Le vin chambrait : un Cahors, recommandé par le sommelier de Globus. Il avait hésité avec un espagnol, qui lui semblait devoir se marier naturellement avec le taureau, mais se laissa convaincre par le discours du professionnel. La salade était lavée, les tranches de foie gras prêtes à rôtir. Jacques regarda sa montre : 18 heures 45 ; son minutage était parfait. Il décida de s’allonger un moment sur le canapé pour se décontracter et passa en revue la manière dont la soirée devait se passer : Cécile allait arriver, il l’embrasserait dans le cou, l’inviterait à aller s’asseoir sur la terrasse où la table était mise, et ne lui donnerait aucune explication sur la raison de sa présence. Elle aimait être surprise et se laisserait aller sans résistance. Il préparerait les tranches de foie gras pendant qu’ils prenaient l’apéro. Il se lèverait une fois la salade terminée, irait cuire en quelques minutes les chips et la viande, sortirait les légumes du steamer et préparerait deux assiettes, qu’il avait déjà mises à chauffer. Il révélerait à Cécile la véritable teneur des rognons après qu’elle les ait mangés, ou mieux, en fin de repas. Lui parler de testicules de taureau plus tôt risquerait de casser l’ambiance. Mais après quelques verres de Cahors, c’est elle qui deviendrait grivoise en apprenant ce qu’elle avait mangé. Une transition parfaite pour espérer l’attirer au lit et lui faire l’amour sans qu’elle semble compter les étoiles qui ornaient le plafond de leur chambre à coucher.

Lorsque Jacques se réveilla en sursaut, il était 19 heures 20. Il réprima une pointe d’inquiétude, craint que les tranches de fois gras ne soient restées trop longtemps à température ambiante et se leva. C’est en remplissant un verre à l’évier qu’il aperçut furtivement une robe bleue à bretelles à travers la fenêtre de la cuisine de son voisin. Cécile a la même. Il crut voir une mèche de ses cheveux voler et ne put s’empêcher d’aller dans leur chambre, ouvrir la penderie et y chercher vainement la robe bleue de Cécile. Retournant à la fenêtre, il ne vit que deux bras enlacer le cou du voisin, torse nu comme à son habitude. Puis le couple disparut. C’est ridicule. Si la robe n’est pas là, c’est que Cécile l’a mise. Et c’est un modèle courant, acheté il y a peu chez Zara. Rien d’étonnant à ce que d’autres femmes possèdent la même.

Pendant quinze minutes, il s’efforça de rester calme, ne put réprimer l’envie d’aller une dizaine de fois à la fenêtre, épia chaque bruit, espérant à chacun d’eux qu’il annonçait l’arrivée de Cécile. A 19 heures 45, il n’y tenait plus. Il appela Cécile sur son portable mais tomba sur sa boîte vocale. Il entrebâilla alors la porte de l’appartement, entendit deux fois l’ascenseur, des pas dans l’escalier, mais personne ne poussa la porte. C’est peu avant 20 heures qu’il prit le couteau qu’il avait utilisé pour trancher les rognons et se rendit chez le voisin. Il ne savait pas ce qu’il allait faire, mais l’image de Cécile dans les bras d’un homme au torse nu ne le quittait plus.
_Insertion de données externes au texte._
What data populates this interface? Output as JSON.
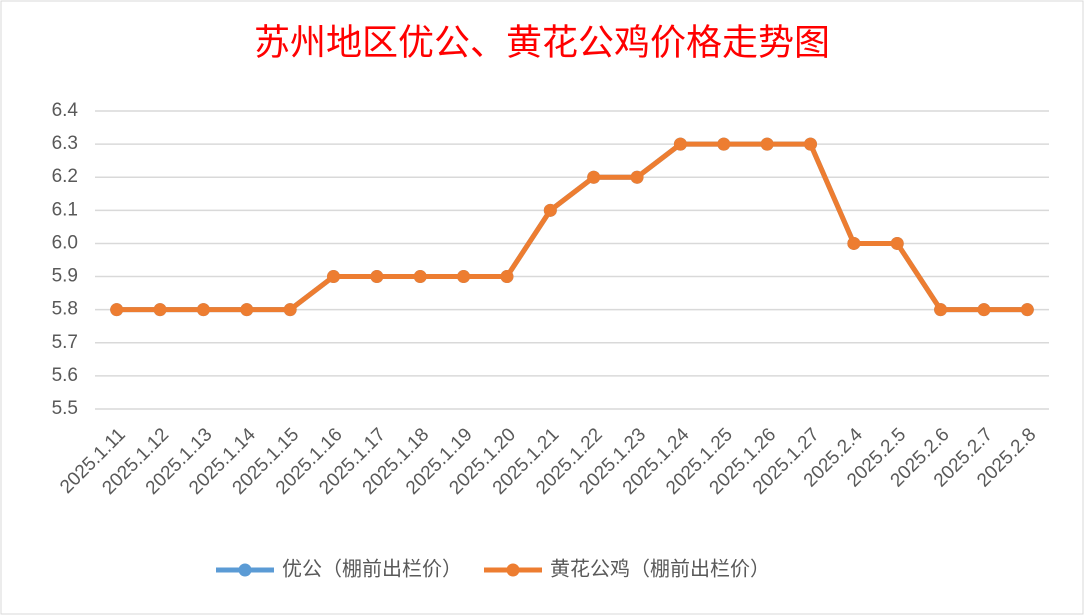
{
  "chart_data": {
    "type": "line",
    "title": "苏州地区优公、黄花公鸡价格走势图",
    "categories": [
      "2025.1.11",
      "2025.1.12",
      "2025.1.13",
      "2025.1.14",
      "2025.1.15",
      "2025.1.16",
      "2025.1.17",
      "2025.1.18",
      "2025.1.19",
      "2025.1.20",
      "2025.1.21",
      "2025.1.22",
      "2025.1.23",
      "2025.1.24",
      "2025.1.25",
      "2025.1.26",
      "2025.1.27",
      "2025.2.4",
      "2025.2.5",
      "2025.2.6",
      "2025.2.7",
      "2025.2.8"
    ],
    "series": [
      {
        "name": "优公（棚前出栏价）",
        "color": "#5b9bd5",
        "values": [
          5.8,
          5.8,
          5.8,
          5.8,
          5.8,
          5.9,
          5.9,
          5.9,
          5.9,
          5.9,
          6.1,
          6.2,
          6.2,
          6.3,
          6.3,
          6.3,
          6.3,
          6.0,
          6.0,
          5.8,
          5.8,
          5.8
        ]
      },
      {
        "name": "黄花公鸡（棚前出栏价）",
        "color": "#ed7d31",
        "values": [
          5.8,
          5.8,
          5.8,
          5.8,
          5.8,
          5.9,
          5.9,
          5.9,
          5.9,
          5.9,
          6.1,
          6.2,
          6.2,
          6.3,
          6.3,
          6.3,
          6.3,
          6.0,
          6.0,
          5.8,
          5.8,
          5.8
        ]
      }
    ],
    "ylim": [
      5.5,
      6.4
    ],
    "yticks": [
      5.5,
      5.6,
      5.7,
      5.8,
      5.9,
      {
        "value": 6.0,
        "label": "6.0"
      },
      6.1,
      6.2,
      6.3,
      6.4
    ],
    "grid": true,
    "legend": "bottom"
  }
}
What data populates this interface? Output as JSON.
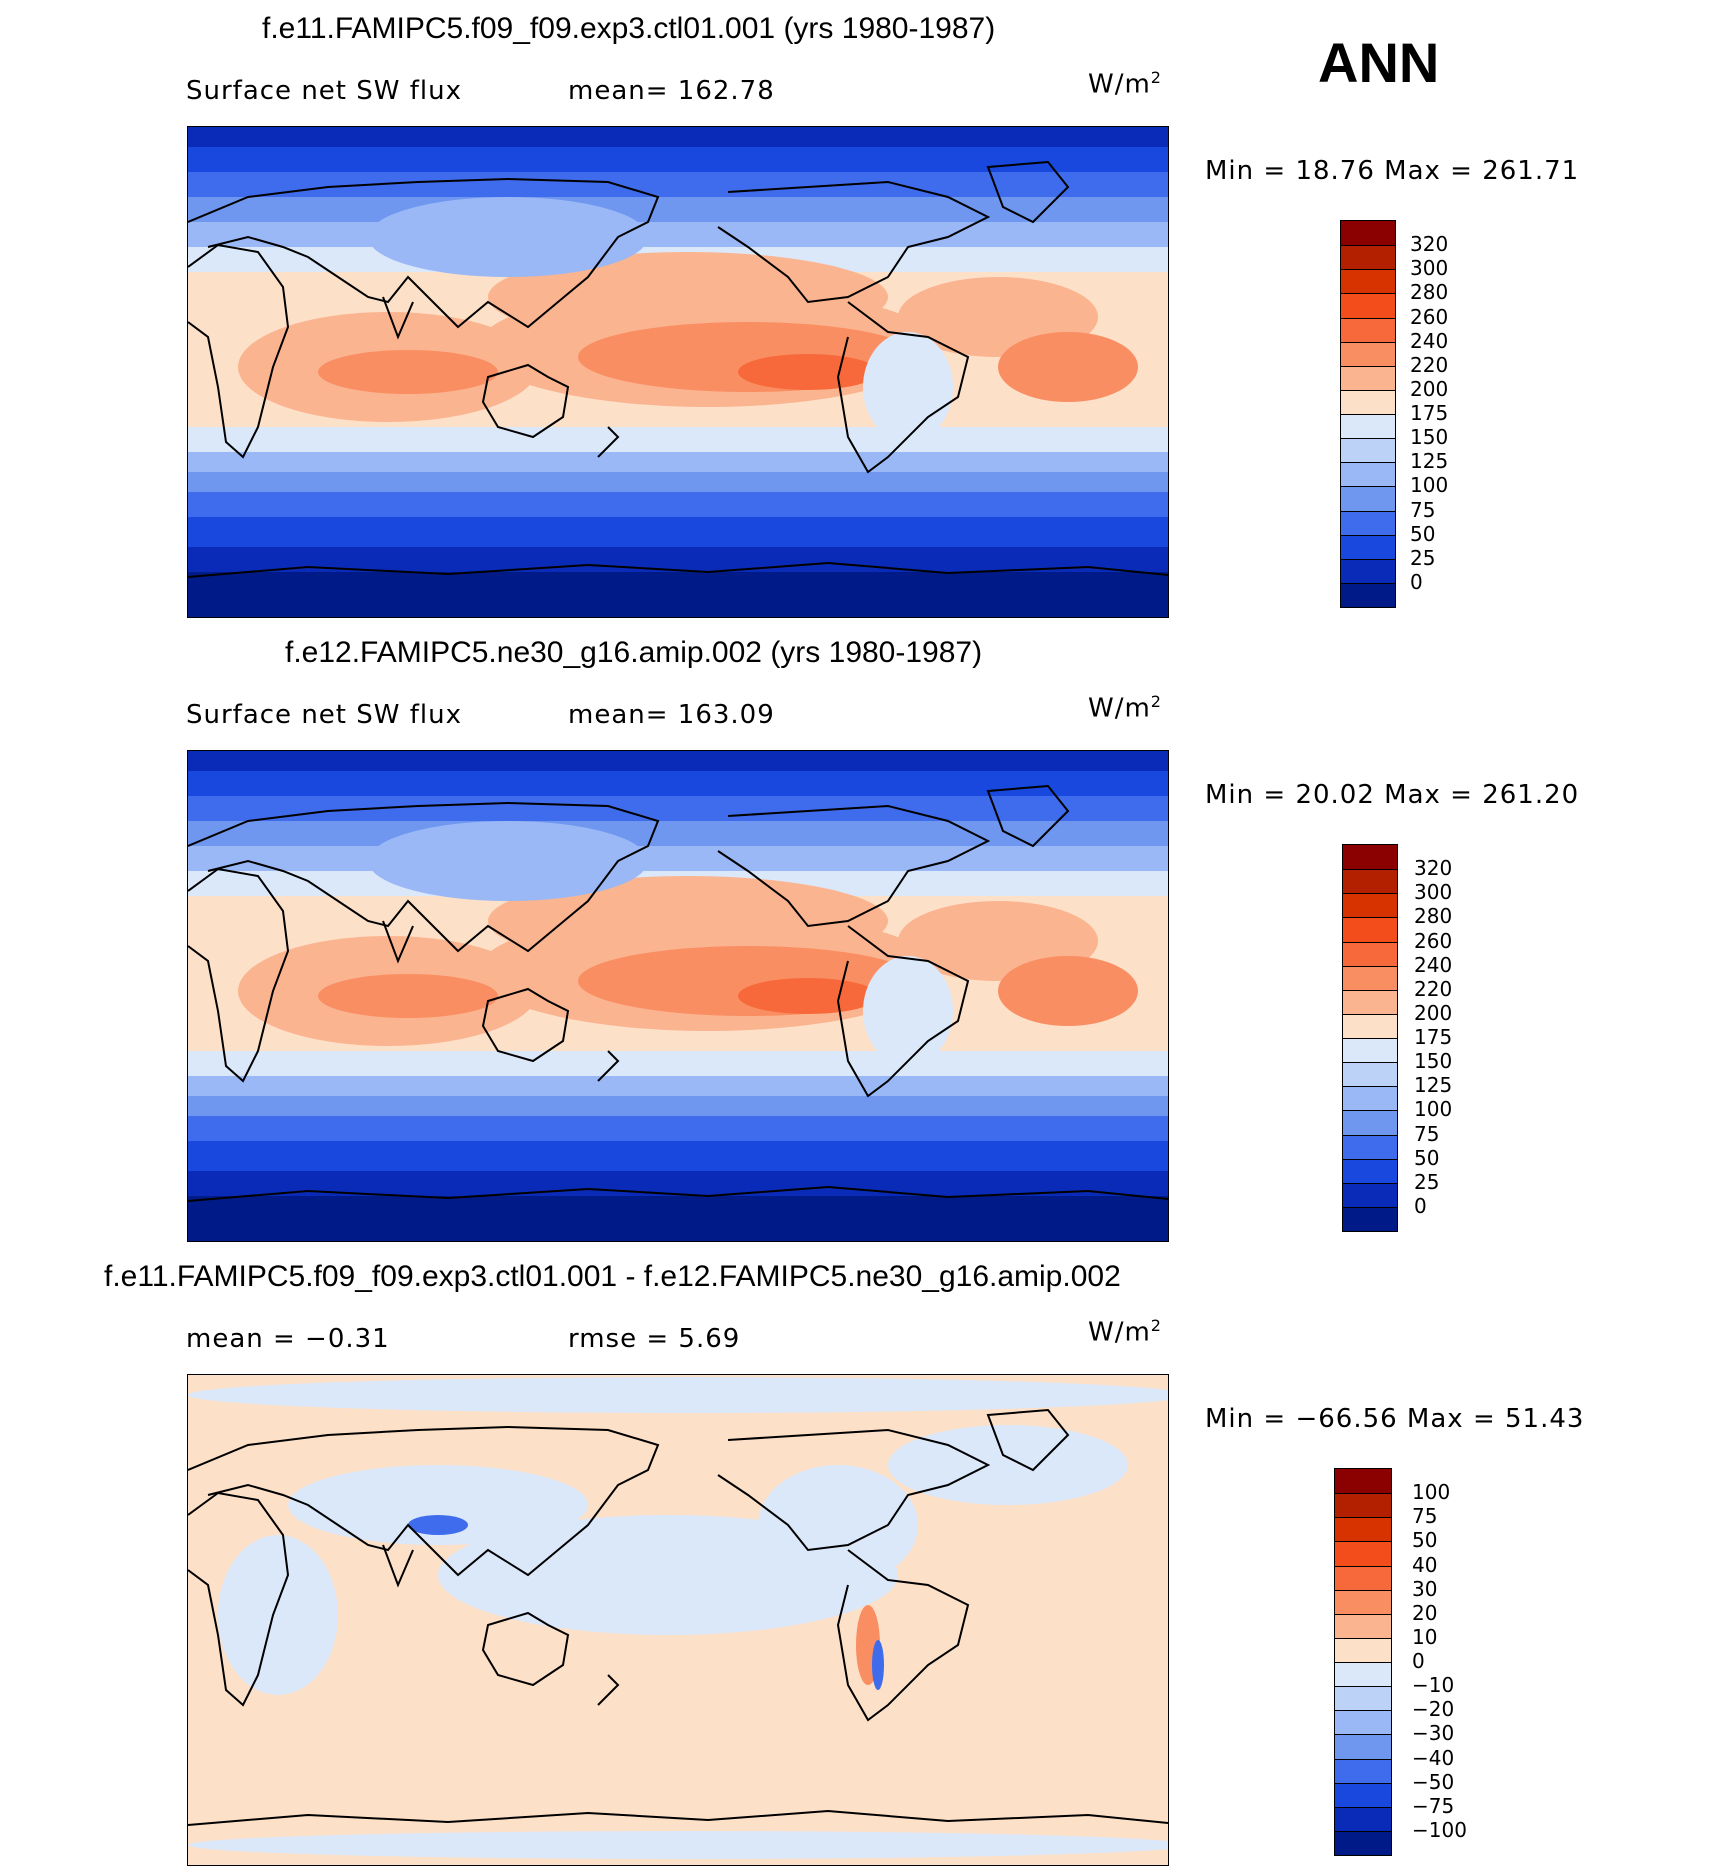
{
  "season": "ANN",
  "panels": [
    {
      "title": "f.e11.FAMIPC5.f09_f09.exp3.ctl01.001 (yrs 1980-1987)",
      "left_label": "Surface net SW flux",
      "center_label": "mean= 162.78",
      "units": "W/m",
      "units_sup": "2",
      "minmax": "Min =   18.76 Max = 261.71",
      "legend_levels": [
        "320",
        "300",
        "280",
        "260",
        "240",
        "220",
        "200",
        "175",
        "150",
        "125",
        "100",
        "75",
        "50",
        "25",
        "0"
      ],
      "legend_colors": [
        "#8b0000",
        "#b22000",
        "#d63300",
        "#f24d1a",
        "#f7693a",
        "#f98e63",
        "#fbb490",
        "#fde0c8",
        "#dbe8fa",
        "#bcd2f7",
        "#99b8f5",
        "#6f97f0",
        "#3f6cec",
        "#1848dd",
        "#0a2bb8",
        "#001b88"
      ],
      "palette_kind": "abs"
    },
    {
      "title": "f.e12.FAMIPC5.ne30_g16.amip.002 (yrs 1980-1987)",
      "left_label": "Surface net SW flux",
      "center_label": "mean= 163.09",
      "units": "W/m",
      "units_sup": "2",
      "minmax": "Min =   20.02 Max = 261.20",
      "legend_levels": [
        "320",
        "300",
        "280",
        "260",
        "240",
        "220",
        "200",
        "175",
        "150",
        "125",
        "100",
        "75",
        "50",
        "25",
        "0"
      ],
      "legend_colors": [
        "#8b0000",
        "#b22000",
        "#d63300",
        "#f24d1a",
        "#f7693a",
        "#f98e63",
        "#fbb490",
        "#fde0c8",
        "#dbe8fa",
        "#bcd2f7",
        "#99b8f5",
        "#6f97f0",
        "#3f6cec",
        "#1848dd",
        "#0a2bb8",
        "#001b88"
      ],
      "palette_kind": "abs"
    },
    {
      "title": "f.e11.FAMIPC5.f09_f09.exp3.ctl01.001 - f.e12.FAMIPC5.ne30_g16.amip.002",
      "left_label": "mean =   −0.31",
      "center_label": "rmse =    5.69",
      "units": "W/m",
      "units_sup": "2",
      "minmax": "Min = −66.56 Max =   51.43",
      "legend_levels": [
        "100",
        "75",
        "50",
        "40",
        "30",
        "20",
        "10",
        "0",
        "−10",
        "−20",
        "−30",
        "−40",
        "−50",
        "−75",
        "−100"
      ],
      "legend_colors": [
        "#8b0000",
        "#b22000",
        "#d63300",
        "#f24d1a",
        "#f7693a",
        "#f98e63",
        "#fbb490",
        "#fde0c8",
        "#dbe8fa",
        "#bcd2f7",
        "#99b8f5",
        "#6f97f0",
        "#3f6cec",
        "#1848dd",
        "#0a2bb8",
        "#001b88"
      ],
      "palette_kind": "diff"
    }
  ]
}
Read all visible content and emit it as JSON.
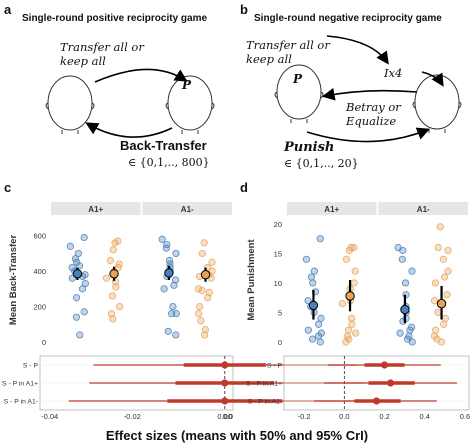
{
  "panel_a": {
    "label": "a",
    "title": "Single-round positive reciprocity game",
    "transfer_text": [
      "Transfer all or",
      "keep all"
    ],
    "p_label": "P",
    "back_transfer_label": "Back-Transfer",
    "back_transfer_set": "∈ {0,1,.., 800}"
  },
  "panel_b": {
    "label": "b",
    "title": "Single-round negative reciprocity game",
    "transfer_text": [
      "Transfer all or",
      "keep all"
    ],
    "p_label": "P",
    "ix4_label": "Ix4",
    "betray_text": [
      "Betray or",
      "Equalize"
    ],
    "punish_label": "Punish",
    "punish_set": "∈ {0,1,.., 20}"
  },
  "panel_c": {
    "label": "c"
  },
  "panel_d": {
    "label": "d"
  },
  "bottom_title": "Effect sizes (means with 50% and 95% CrI)",
  "colors": {
    "blue": "#4a7fb8",
    "orange": "#e8a35a",
    "red": "#c0392b",
    "strip": "#e6e6e6"
  },
  "chart_data": [
    {
      "type": "scatter",
      "title": "",
      "ylabel": "Mean Back-Transfer",
      "facets": [
        "A1+",
        "A1-"
      ],
      "ylim": [
        0,
        700
      ],
      "yticks": [
        "0",
        "200",
        "400",
        "600"
      ],
      "series_by_facet": [
        {
          "blue": {
            "mean": 385,
            "ci": [
              350,
              420
            ],
            "points": [
              590,
              540,
              500,
              470,
              450,
              430,
              420,
              400,
              390,
              380,
              370,
              360,
              330,
              300,
              250,
              170,
              140,
              40
            ]
          },
          "orange": {
            "mean": 385,
            "ci": [
              345,
              425
            ],
            "points": [
              570,
              560,
              520,
              460,
              440,
              420,
              400,
              390,
              380,
              360,
              340,
              310,
              260,
              200,
              160,
              130
            ]
          }
        },
        {
          "blue": {
            "mean": 390,
            "ci": [
              350,
              430
            ],
            "points": [
              580,
              550,
              530,
              500,
              460,
              440,
              420,
              400,
              390,
              370,
              350,
              320,
              300,
              200,
              160,
              160,
              60,
              40
            ]
          },
          "orange": {
            "mean": 380,
            "ci": [
              340,
              420
            ],
            "points": [
              560,
              500,
              450,
              420,
              400,
              380,
              370,
              360,
              300,
              290,
              280,
              250,
              200,
              160,
              120,
              70,
              40
            ]
          }
        }
      ]
    },
    {
      "type": "scatter",
      "title": "",
      "ylabel": "Mean Punishment",
      "facets": [
        "A1+",
        "A1-"
      ],
      "ylim": [
        0,
        21
      ],
      "yticks": [
        "0",
        "5",
        "10",
        "15",
        "20"
      ],
      "series_by_facet": [
        {
          "blue": {
            "mean": 6.2,
            "ci": [
              3.8,
              8.8
            ],
            "points": [
              17.5,
              14,
              12,
              11,
              10,
              8.5,
              7,
              6,
              5,
              4,
              3,
              2,
              1.5,
              1,
              0.5,
              0
            ]
          },
          "orange": {
            "mean": 7.8,
            "ci": [
              5.2,
              10.5
            ],
            "points": [
              16,
              16,
              15.5,
              14,
              12,
              10,
              9,
              8,
              7,
              6.5,
              4,
              3,
              2,
              1.5,
              1,
              0.5,
              0
            ]
          }
        },
        {
          "blue": {
            "mean": 5.5,
            "ci": [
              3.2,
              8.0
            ],
            "points": [
              16,
              15.5,
              14,
              12,
              10,
              8,
              6,
              5,
              4,
              3.5,
              2.5,
              2,
              1.5,
              1,
              0.5,
              0
            ]
          },
          "orange": {
            "mean": 6.5,
            "ci": [
              3.8,
              9.5
            ],
            "points": [
              19.5,
              16,
              15.5,
              14,
              12,
              11,
              10,
              8,
              7,
              5,
              4,
              3,
              2,
              1,
              0.5,
              0
            ]
          }
        }
      ]
    },
    {
      "type": "scatter",
      "title": "",
      "categories": [
        "S - P",
        "S - P in A1+",
        "S - P in A1-"
      ],
      "xlim": [
        -0.045,
        0.002
      ],
      "xticks": [
        "-0.04",
        "-0.02",
        "0.00",
        "0.0"
      ],
      "rows": [
        {
          "mean": 0.0,
          "ci50": [
            -0.01,
            0.01
          ],
          "ci95": [
            -0.032,
            0.032
          ]
        },
        {
          "mean": 0.0,
          "ci50": [
            -0.012,
            0.012
          ],
          "ci95": [
            -0.033,
            0.034
          ]
        },
        {
          "mean": 0.0,
          "ci50": [
            -0.014,
            0.014
          ],
          "ci95": [
            -0.038,
            0.038
          ]
        }
      ]
    },
    {
      "type": "scatter",
      "title": "",
      "categories": [
        "S - P",
        "S - P in A1+",
        "S - P in A1-"
      ],
      "xlim": [
        -0.3,
        0.62
      ],
      "xticks": [
        "-0.2",
        "0.0",
        "0.2",
        "0.4",
        "0.6"
      ],
      "rows": [
        {
          "mean": 0.2,
          "ci50": [
            0.1,
            0.3
          ],
          "ci95": [
            -0.08,
            0.48
          ]
        },
        {
          "mean": 0.23,
          "ci50": [
            0.12,
            0.35
          ],
          "ci95": [
            -0.1,
            0.56
          ]
        },
        {
          "mean": 0.16,
          "ci50": [
            0.05,
            0.28
          ],
          "ci95": [
            -0.15,
            0.46
          ]
        }
      ]
    }
  ]
}
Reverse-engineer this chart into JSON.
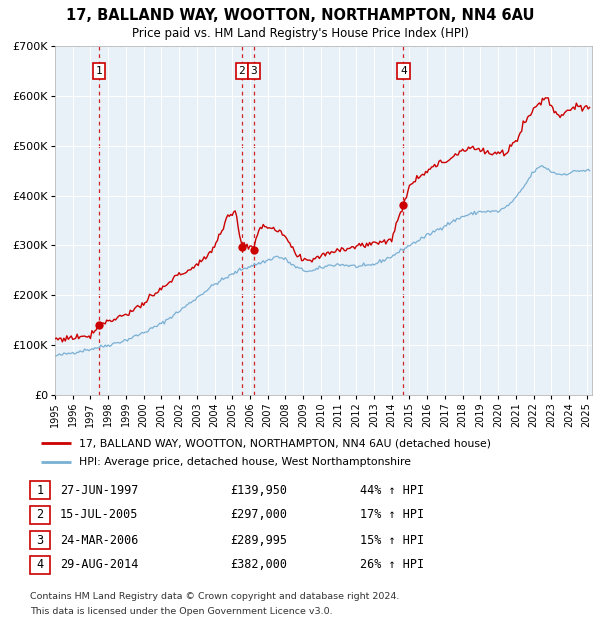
{
  "title": "17, BALLAND WAY, WOOTTON, NORTHAMPTON, NN4 6AU",
  "subtitle": "Price paid vs. HM Land Registry's House Price Index (HPI)",
  "legend_line1": "17, BALLAND WAY, WOOTTON, NORTHAMPTON, NN4 6AU (detached house)",
  "legend_line2": "HPI: Average price, detached house, West Northamptonshire",
  "footer1": "Contains HM Land Registry data © Crown copyright and database right 2024.",
  "footer2": "This data is licensed under the Open Government Licence v3.0.",
  "sale_markers": [
    {
      "label": "1",
      "date": "1997-06-27",
      "price": 139950,
      "x": 1997.49
    },
    {
      "label": "2",
      "date": "2005-07-15",
      "price": 297000,
      "x": 2005.54
    },
    {
      "label": "3",
      "date": "2006-03-24",
      "price": 289995,
      "x": 2006.23
    },
    {
      "label": "4",
      "date": "2014-08-29",
      "price": 382000,
      "x": 2014.66
    }
  ],
  "sale_table": [
    {
      "num": "1",
      "date": "27-JUN-1997",
      "price": "£139,950",
      "pct": "44% ↑ HPI"
    },
    {
      "num": "2",
      "date": "15-JUL-2005",
      "price": "£297,000",
      "pct": "17% ↑ HPI"
    },
    {
      "num": "3",
      "date": "24-MAR-2006",
      "price": "£289,995",
      "pct": "15% ↑ HPI"
    },
    {
      "num": "4",
      "date": "29-AUG-2014",
      "price": "£382,000",
      "pct": "26% ↑ HPI"
    }
  ],
  "red_line_color": "#cc0000",
  "blue_line_color": "#7ab0d4",
  "plot_bg_color": "#e8f0f8",
  "grid_color": "#ffffff",
  "dashed_color": "#cc0000",
  "marker_color": "#cc0000",
  "marker_box_color": "#cc0000",
  "ylim": [
    0,
    700000
  ],
  "xlim_start": 1995.0,
  "xlim_end": 2025.3,
  "hpi_key_points": [
    [
      1995.0,
      78000
    ],
    [
      1996.0,
      85000
    ],
    [
      1997.0,
      92000
    ],
    [
      1998.0,
      100000
    ],
    [
      1999.0,
      110000
    ],
    [
      2000.0,
      125000
    ],
    [
      2001.0,
      143000
    ],
    [
      2002.0,
      168000
    ],
    [
      2003.0,
      195000
    ],
    [
      2004.0,
      222000
    ],
    [
      2005.0,
      242000
    ],
    [
      2005.5,
      252000
    ],
    [
      2006.0,
      258000
    ],
    [
      2007.0,
      270000
    ],
    [
      2007.5,
      278000
    ],
    [
      2008.0,
      272000
    ],
    [
      2008.5,
      258000
    ],
    [
      2009.0,
      250000
    ],
    [
      2009.5,
      248000
    ],
    [
      2010.0,
      255000
    ],
    [
      2010.5,
      260000
    ],
    [
      2011.0,
      262000
    ],
    [
      2012.0,
      258000
    ],
    [
      2012.5,
      258000
    ],
    [
      2013.0,
      262000
    ],
    [
      2014.0,
      278000
    ],
    [
      2015.0,
      300000
    ],
    [
      2016.0,
      320000
    ],
    [
      2017.0,
      340000
    ],
    [
      2018.0,
      358000
    ],
    [
      2019.0,
      368000
    ],
    [
      2020.0,
      368000
    ],
    [
      2020.5,
      378000
    ],
    [
      2021.0,
      395000
    ],
    [
      2021.5,
      420000
    ],
    [
      2022.0,
      448000
    ],
    [
      2022.5,
      460000
    ],
    [
      2023.0,
      448000
    ],
    [
      2023.5,
      442000
    ],
    [
      2024.0,
      445000
    ],
    [
      2024.5,
      450000
    ],
    [
      2025.0,
      450000
    ]
  ],
  "red_key_points": [
    [
      1995.0,
      112000
    ],
    [
      1995.5,
      113000
    ],
    [
      1996.0,
      115000
    ],
    [
      1996.5,
      118000
    ],
    [
      1997.0,
      120000
    ],
    [
      1997.49,
      139950
    ],
    [
      1997.6,
      142000
    ],
    [
      1998.0,
      148000
    ],
    [
      1999.0,
      162000
    ],
    [
      2000.0,
      183000
    ],
    [
      2001.0,
      212000
    ],
    [
      2002.0,
      242000
    ],
    [
      2003.0,
      258000
    ],
    [
      2004.0,
      298000
    ],
    [
      2004.7,
      355000
    ],
    [
      2005.2,
      368000
    ],
    [
      2005.54,
      297000
    ],
    [
      2005.7,
      302000
    ],
    [
      2006.0,
      298000
    ],
    [
      2006.23,
      289995
    ],
    [
      2006.5,
      335000
    ],
    [
      2006.8,
      342000
    ],
    [
      2007.0,
      338000
    ],
    [
      2007.5,
      328000
    ],
    [
      2008.0,
      318000
    ],
    [
      2008.5,
      285000
    ],
    [
      2009.0,
      268000
    ],
    [
      2009.5,
      272000
    ],
    [
      2010.0,
      280000
    ],
    [
      2011.0,
      292000
    ],
    [
      2012.0,
      298000
    ],
    [
      2013.0,
      305000
    ],
    [
      2014.0,
      312000
    ],
    [
      2014.66,
      382000
    ],
    [
      2015.0,
      422000
    ],
    [
      2016.0,
      452000
    ],
    [
      2017.0,
      468000
    ],
    [
      2018.0,
      492000
    ],
    [
      2018.5,
      498000
    ],
    [
      2019.0,
      490000
    ],
    [
      2019.5,
      485000
    ],
    [
      2020.0,
      482000
    ],
    [
      2020.5,
      488000
    ],
    [
      2021.0,
      510000
    ],
    [
      2021.5,
      548000
    ],
    [
      2022.0,
      572000
    ],
    [
      2022.5,
      592000
    ],
    [
      2022.8,
      598000
    ],
    [
      2023.0,
      578000
    ],
    [
      2023.3,
      565000
    ],
    [
      2023.5,
      560000
    ],
    [
      2023.8,
      568000
    ],
    [
      2024.0,
      572000
    ],
    [
      2024.3,
      580000
    ],
    [
      2024.5,
      578000
    ],
    [
      2024.8,
      572000
    ],
    [
      2025.0,
      575000
    ]
  ]
}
Cécile manqua de peu de le croiser dans l’entrée de l’immeuble. Elle fut surprise de trouver la porte ouverte, davantage encore de voir les préparatifs d’un repas sur le plan de travail. Elle pensa à une surprise de Jacques, certainement à la cave pour aller y chercher une bouteille, et se réprimanda en regrettant sa soirée solitaire. Heureusement qu’elle avait profité de passer un moment avec Agnès avant de rentrer.

Elle ne pouvait s’empêcher de regarder chez le voisin chaque fois qu’elle passait devant la fenêtre de la cuisine. Pour une fois, il n’était pas torse nu. Il était de dos, assis devant la table de la cuisine. Mais un détail attira son attention : une manière de pencher la tête qui n’appartenait qu’à Jacques.D’où elle était, il lui était impossible de voir qu’il coupait soigneusement en tranches ce qu’en termes culinaires on appelle des rognons blancs.